In ruling that there is no such thing as a negligent battery, the Court further stated: “there can be no escape from the bar of the statute of limitations applicable to intentional torts by the mere refusal to style the cause brought in a recognized statutory category…

Daniel P. Dare, M.D. v. Sharon S. Stokes and Paul H. Stokes, No. 2010-CA-00023-SCT

Third parties may not intervene in divorce cases.  Except in the most unusual circumstances third parties are prohibited from intervening in divorce proceedings in the absence of a statute permitting such intervention.” The lone exception to the rule is when the second wife of a recently divorced man sought to intervene when the first wife sued to set aside the divorce. See Cohen v. Cohen, 748 So. 2d 91 (Miss. 1999), and it remains the lone exception.

-Jake Adams

Prenuptial Agreements – An Important Estate Planning Tool

Thursday, July 8th, 2010

One of the estate planner’s most important planning tools is a prenuptial agreement. Prenuptial agreements are especially important for those who are entering into second marriages with children from a first marriage, or where one of the parties has a substantial estate prior to the marriage. Prenuptial agreements are often used in second marriages for the purpose of ensuring that the estate is preserved for children and others. Statistics show that second marriages have a high rate of divorce, so the use of an effective prenuptial agreement lessens the risks involved in entering into another committed relationship. Prenuptial agreements are also a valuable tool for ensuring family businesses stay in the family.

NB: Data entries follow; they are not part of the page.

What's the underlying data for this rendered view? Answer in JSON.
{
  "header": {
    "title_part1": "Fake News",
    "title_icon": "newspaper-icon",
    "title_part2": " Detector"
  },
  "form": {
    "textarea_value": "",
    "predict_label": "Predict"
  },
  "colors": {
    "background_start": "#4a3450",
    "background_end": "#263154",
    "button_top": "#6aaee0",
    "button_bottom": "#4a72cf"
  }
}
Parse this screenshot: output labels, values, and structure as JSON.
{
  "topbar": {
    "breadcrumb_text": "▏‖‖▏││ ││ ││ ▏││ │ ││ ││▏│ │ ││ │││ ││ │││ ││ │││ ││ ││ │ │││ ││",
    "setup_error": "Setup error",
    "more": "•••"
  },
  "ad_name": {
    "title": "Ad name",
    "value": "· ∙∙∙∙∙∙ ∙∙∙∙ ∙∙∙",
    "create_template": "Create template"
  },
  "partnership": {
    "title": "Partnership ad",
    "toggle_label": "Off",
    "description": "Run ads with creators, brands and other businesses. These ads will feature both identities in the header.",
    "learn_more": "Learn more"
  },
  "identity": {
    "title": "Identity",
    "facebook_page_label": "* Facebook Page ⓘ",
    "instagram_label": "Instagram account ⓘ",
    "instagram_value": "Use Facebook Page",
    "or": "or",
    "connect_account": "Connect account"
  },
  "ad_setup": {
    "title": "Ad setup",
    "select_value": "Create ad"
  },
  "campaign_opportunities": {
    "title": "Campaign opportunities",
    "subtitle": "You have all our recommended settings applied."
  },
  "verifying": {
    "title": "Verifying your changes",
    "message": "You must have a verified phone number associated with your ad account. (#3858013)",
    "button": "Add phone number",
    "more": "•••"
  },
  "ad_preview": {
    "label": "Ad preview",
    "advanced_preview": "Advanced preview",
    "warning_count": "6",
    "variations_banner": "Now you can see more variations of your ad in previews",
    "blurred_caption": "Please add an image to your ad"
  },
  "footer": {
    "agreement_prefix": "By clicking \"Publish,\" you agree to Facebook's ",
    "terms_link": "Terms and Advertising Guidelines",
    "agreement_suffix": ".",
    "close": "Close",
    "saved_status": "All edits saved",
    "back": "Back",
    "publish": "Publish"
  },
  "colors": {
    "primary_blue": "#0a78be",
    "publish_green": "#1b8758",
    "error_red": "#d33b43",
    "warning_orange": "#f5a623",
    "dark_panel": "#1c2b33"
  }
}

Important Tips for an effective prenuptial agreement:

1. For reasons that should be obvious, don’t wait until the day before the wedding to discuss the prenuptial agreement.
2.  Discuss the prenuptial agreement with each other openly.
3.  Discuss all of your assets with each other, as full disclosure is necessary for a valid prenuptial agreement.

Many people do not get prenuptial agreements because they believe it only increases the likelihood the marriage will fail, however, this is a cynical view of marriage. After all, marriage shouldn’t be about assets.  For most of us, marriage is about love and commitment. If the only tie that binds is the thought of splitting assets, that’s not a commitment. Oftentimes, a prenuptial agreement is the only truly responsible way to enter into marriage.

Executors: Fiduciary Duty and Conflict of Interest

Friday, May 7th, 2010

Executors owe a fiduciary duty to the estate they are administering. The Mississippi Supreme Court defines the obligations and duties of an executor to (1) reduce to possession the personal assets of the testator; (2) to pay the testator’s debts; (3) to pay legacies; and (4) to distribute the surplus to the parties entitled thereto.  See Yeates v. Box, 198 Miss. 602, 22 So.2d 411 (1945).

Mississippi law clearly provides that when an executor violates his or her fiduciary duty to the estate, that executor should be removed. Likewise, where an executor has a conflict of interest with the estate, that executor should resign be removed.

“An executor may not take inconsistent positions which would be detrimental to the heirs on the one hand and beneficial to himself on the other. When an executor finds his own interest in conflict with those of the estate, the sanctity of the fiduciary relationship is invaded and he should immediately resign as executor.” See In the Matter of Chambers, 458 So.2d 691 (Miss. 1984), citing Ratliff v. Ratliff, 395 So.2d 956 (Miss. 1981).